Slowakei fühlt sich von Deutschland verschaukelt
Das 0:1 gegen Italien reicht der U 21 zum Einzug ins Halbfinale der Europameisterschaft.
KRAKAU (dpa/sid) Das „blaue Auge“für seine junge Elf brachte Stefan Kuntz nicht aus der Ruhe. Der deutsche U 21-Nationaltrainer ordnete die verdiente 0:1-Niederlage im letzten EM-Gruppenspiel gegen Italien und den herbeigezitterten Halbfinal-Einzug als positives Erlebnis ein. „Diese Erfahrung mit diesem Ausgang ist unbezahlbar für die Jungs“, sagte der 54-Jährige. „Die Spieler müssen sich hier auch im mentalen Bereich beweisen. Das haben wir mit einem kleinen blauen Auge geschafft.“Aber auch Kuntz ist klar: Gegen England im Halbfinale morgen muss sich das Team deutlich steigern.

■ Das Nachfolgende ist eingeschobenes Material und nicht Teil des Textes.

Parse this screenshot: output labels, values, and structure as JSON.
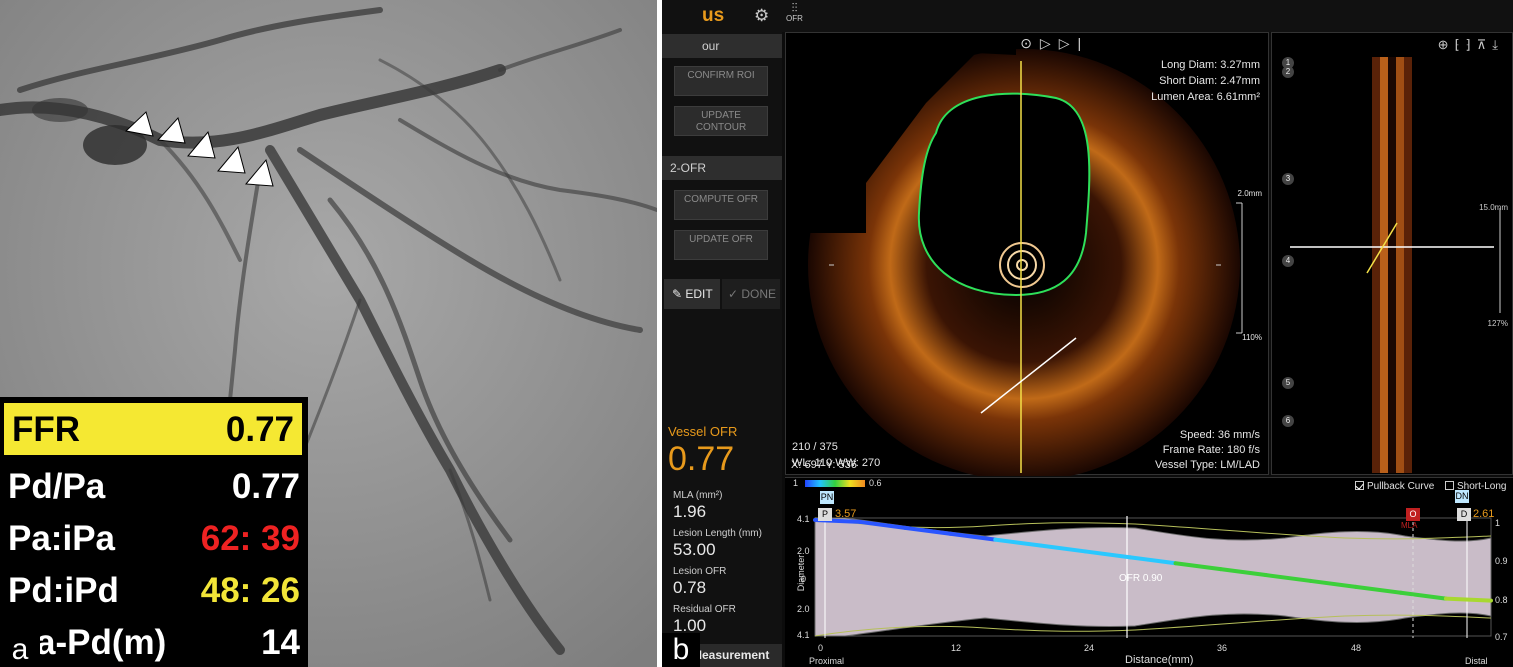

Gegen die taktisch starken Italiener zeigten die Nachwuchs-Fußballer ihre bislang schwächste Leistung in Polen. Nur dank der zwei vorheri- gen Siege gegen Tschechien (2:0) und Dänemark (3:0) reichte es zum Sprung in die K.o.-Runde. „Das war nicht das, was wir spielen wollten“, gab DFB-Sportdirektor Horst Hrubesch nach der Zitterpartie zu. „Wir haben einen anderen Anspruch.“Am Ende profitierte die DFB-Elf auch davon, dass Italien wegen der Niederlage der Tschechen gegen Dänemark ein 1:0-Sieg zum Weiterkommen reichte.

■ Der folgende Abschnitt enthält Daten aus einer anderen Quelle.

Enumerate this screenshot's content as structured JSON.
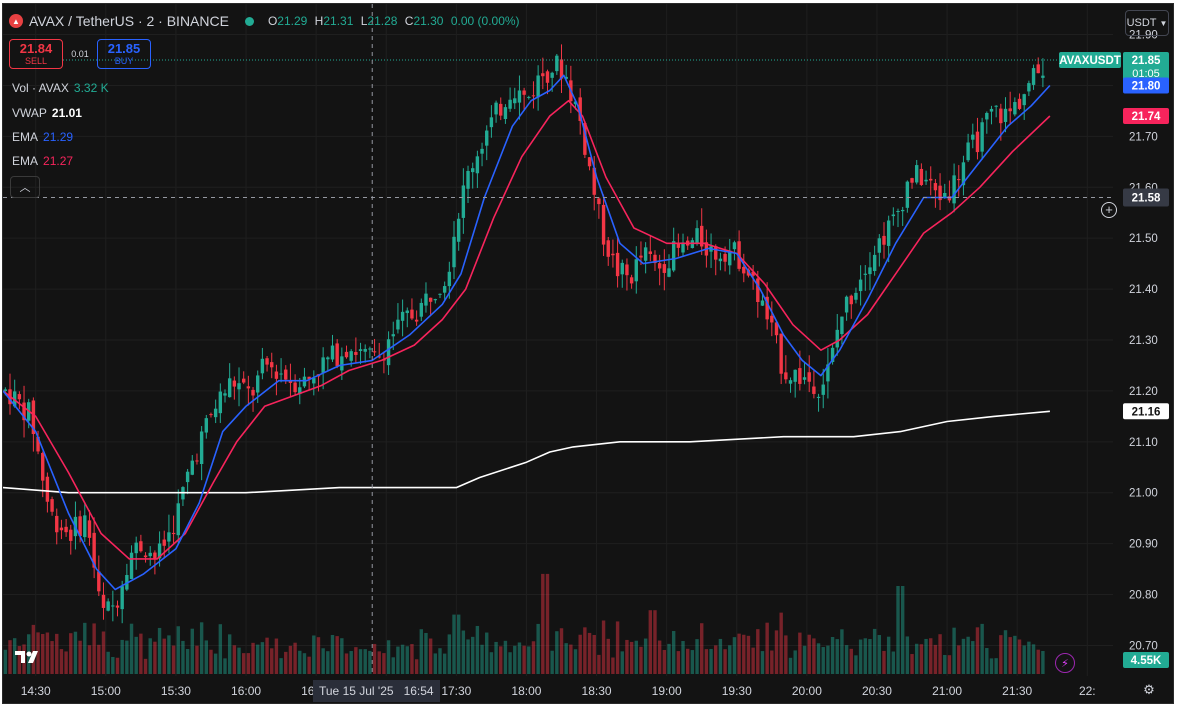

Auch bei den Spielern überwog nach dem Schlusspfiff zunächst die Enttäuschung. „Wir haben verloren. Das ist natürlich das, was ein bisschen auf das Gemüt schlägt“, sagte Abwehrchef Niklas Stark, dessen ungenaues Zuspiel für Mahmoud Dahoud die Italiener zur Führung durch Federico Bernardeschi nutzen konnten. „Das ist natürlich ein Schock für so eine junge Mannschaft, wenn du dann weißt, wenn du noch einen kriegst, bist du auf einmal raus“, sagte Mittelfeldspieler Max Meyer.
Eine positive Erkenntnis in der Niederlage: Weil Deutschland nun nur als bester Gruppenzweiter weitergekommen ist, geht das Team Topfavorit Spanien aus dem Weg und trifft auf England. Gegen die Young Lions gewann die Kuntz-Elf im März ein Testspiel mit 1:0. Meyer warnte dennoch: „England ist ein ganz harter Brocken.“Bei aller Freude über den Halbfinal-Einzug wissen auch Kuntz und Co.: Gegen England muss die Mannschaft eine ganz andere Leistung zeigen, um ihren Traum vom ersten EM-Titel seit 2009 verwirklichen zu können. „Ich bin überzeugt, dass sie gegen Eng- land ein anderes Gesicht zeigen“, sagte Hrubesch. Heftige Kritik kam aus der Slowakei. Der Trainer Pavel Hapel bezeichnete das deutsche Spiel als „Schande“und forderte Konsequenzen. „Ich bin unglaublich enttäuscht. Was die Deutschen und Italiener gezeigt haben, war eine Schande. Es ist kein Fair Play, auf ein 0:1 zu spielen. So etwas gehört nicht zum Fußball“, sagte er. Bei einem weiteren Treffer, gleichgültig auf welcher Seite, wäre seine Mannschaft als bester Zweiter weitergekommen. Hrubesch wies die Kritik zurück. „Jetzt lasst mal die Kirche im Dorf. Dass man versucht, sicher zu spielen, ist, glaube ich, in den letzten fünf, sechs Minuten ganz normal“, sagte Hrubesch. In der Tat waren beide Teams lange Zeit noch zu Chancen gekommen.